Assemblywoman Anna Kelles (D-125th Dist.), former Tompkins County Legislator, said the CIPA report provided valuable data and informed her proposal to establish a state grant for services Rural EMS, modeled on the one that helps communities maintain roads.

“I love data, I love analytics, and I have it now,” Kelles said. “We need to think about EMS differently.”

Previously, the research team encouraged local leaders to pass resolutions supporting a proposal by State Senator Michelle Hinchey ’09 that led to the creation of a state task force on ambulance services. rural.

The new report updates and expands on work done by CIPA students in 2018 for a local task force created after Slaterville Ambulance closed. The engagement took place as part of “Consulting for Government and Nonprofit Organizations,” a course taught by Dan Lamb, assistant supervisor for the City of Dryden, which saw its EMS tax double in 2020.

“Research shows that there is a real disparity between the viability of ambulance service in heavily populated urban areas and in rural areas,” Lamb said. “The financial model isn’t working – and we’re not alone in Tompkins County.”

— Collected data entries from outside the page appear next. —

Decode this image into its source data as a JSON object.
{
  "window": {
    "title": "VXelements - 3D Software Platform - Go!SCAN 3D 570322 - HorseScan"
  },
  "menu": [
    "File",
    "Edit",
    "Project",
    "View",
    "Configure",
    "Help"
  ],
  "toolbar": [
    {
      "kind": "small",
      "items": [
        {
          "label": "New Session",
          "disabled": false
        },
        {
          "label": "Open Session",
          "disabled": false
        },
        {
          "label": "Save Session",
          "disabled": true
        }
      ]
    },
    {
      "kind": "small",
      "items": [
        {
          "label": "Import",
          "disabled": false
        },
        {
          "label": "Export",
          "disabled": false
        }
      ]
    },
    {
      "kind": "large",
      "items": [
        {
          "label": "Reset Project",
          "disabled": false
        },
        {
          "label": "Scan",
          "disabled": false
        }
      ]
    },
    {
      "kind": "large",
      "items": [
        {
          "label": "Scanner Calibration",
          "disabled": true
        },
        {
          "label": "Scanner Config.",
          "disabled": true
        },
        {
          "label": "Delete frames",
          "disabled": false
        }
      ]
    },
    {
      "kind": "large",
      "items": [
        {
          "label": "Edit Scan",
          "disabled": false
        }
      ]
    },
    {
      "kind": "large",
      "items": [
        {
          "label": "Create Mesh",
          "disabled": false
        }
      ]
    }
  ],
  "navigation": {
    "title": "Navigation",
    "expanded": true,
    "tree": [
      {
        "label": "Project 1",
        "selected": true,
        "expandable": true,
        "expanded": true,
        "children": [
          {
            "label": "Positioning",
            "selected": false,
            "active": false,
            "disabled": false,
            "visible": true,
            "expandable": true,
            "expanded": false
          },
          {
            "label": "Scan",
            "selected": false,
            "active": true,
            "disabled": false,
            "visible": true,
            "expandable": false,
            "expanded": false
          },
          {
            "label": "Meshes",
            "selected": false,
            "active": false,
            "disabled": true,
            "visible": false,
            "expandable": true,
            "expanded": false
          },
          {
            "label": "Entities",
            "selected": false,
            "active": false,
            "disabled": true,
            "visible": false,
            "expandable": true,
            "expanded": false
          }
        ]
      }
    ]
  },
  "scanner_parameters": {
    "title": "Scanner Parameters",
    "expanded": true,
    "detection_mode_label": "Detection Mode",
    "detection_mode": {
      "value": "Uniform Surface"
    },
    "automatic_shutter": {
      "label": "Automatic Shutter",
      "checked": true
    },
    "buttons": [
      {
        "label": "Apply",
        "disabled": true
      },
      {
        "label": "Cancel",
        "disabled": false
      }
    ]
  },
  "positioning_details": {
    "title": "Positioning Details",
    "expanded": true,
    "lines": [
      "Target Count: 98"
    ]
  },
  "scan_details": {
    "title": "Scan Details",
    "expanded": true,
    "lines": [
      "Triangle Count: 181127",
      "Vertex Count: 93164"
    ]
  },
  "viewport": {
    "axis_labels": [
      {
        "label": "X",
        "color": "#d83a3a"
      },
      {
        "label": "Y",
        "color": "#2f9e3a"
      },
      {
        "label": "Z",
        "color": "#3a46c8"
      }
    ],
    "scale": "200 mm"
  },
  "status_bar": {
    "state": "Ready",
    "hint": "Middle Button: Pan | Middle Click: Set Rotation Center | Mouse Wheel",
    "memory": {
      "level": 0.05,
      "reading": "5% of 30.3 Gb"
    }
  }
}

“The resilience of our EMS network is really happening on the backs of individual providers who are being asked to deliver more and more.”

Ben Carver

Going forward, according to the study, EMS, long seen as a transportation function, must be redefined as a frontline health care service. Local EMS budgets have grown alongside national health care costs, the report says. Modern ambulances are extensions of emergency rooms – requiring more expensive and time-consuming equipment, training and certifications to acquire and maintain. This results in an “inequitable and regressive burden” on rural communities that rely on volunteers or try to pay competitive salaries, according to the research.

The analysis also highlights the interdependence of highly fragmented local EMS agencies that support each other through mutual aid agreements. After the Slaterville ambulance closed, the Tompkins County Network redistributed resources to support this area. But the countywide average response time increased by about a minute — and nearly 10 minutes in one community — as call volume increased.

“The resilience of our EMS network is really happening on the backs of individual providers being asked to deliver more and more,” Carver said in a presentation to the Tompkins County Council of Governments, which commissioned the research.

In addition to Carver, the CIPA team included Rebecca McDonald, Yiqun Song, Jiade Wang, and Qiuyu Wu.

Ahead of her expected graduation this spring, Carver continues to study EMS funding models outside of New York State. It also tries to determine the population density at which for-profit commercial ambulance services are viable — or where state support could provide rural agencies with a lifeline.

He said the issue had broad bipartisan support and was “uniquely solvable”.

Mix, the former critical care EMT volunteer, said she was encouraged to see momentum building toward solutions that could keep more services like Slaterville Ambulance going.

“I got into it because I wanted to support my community and help my neighbors,” she said. “If you look at any of the local agencies, they’re all struggling to get help.”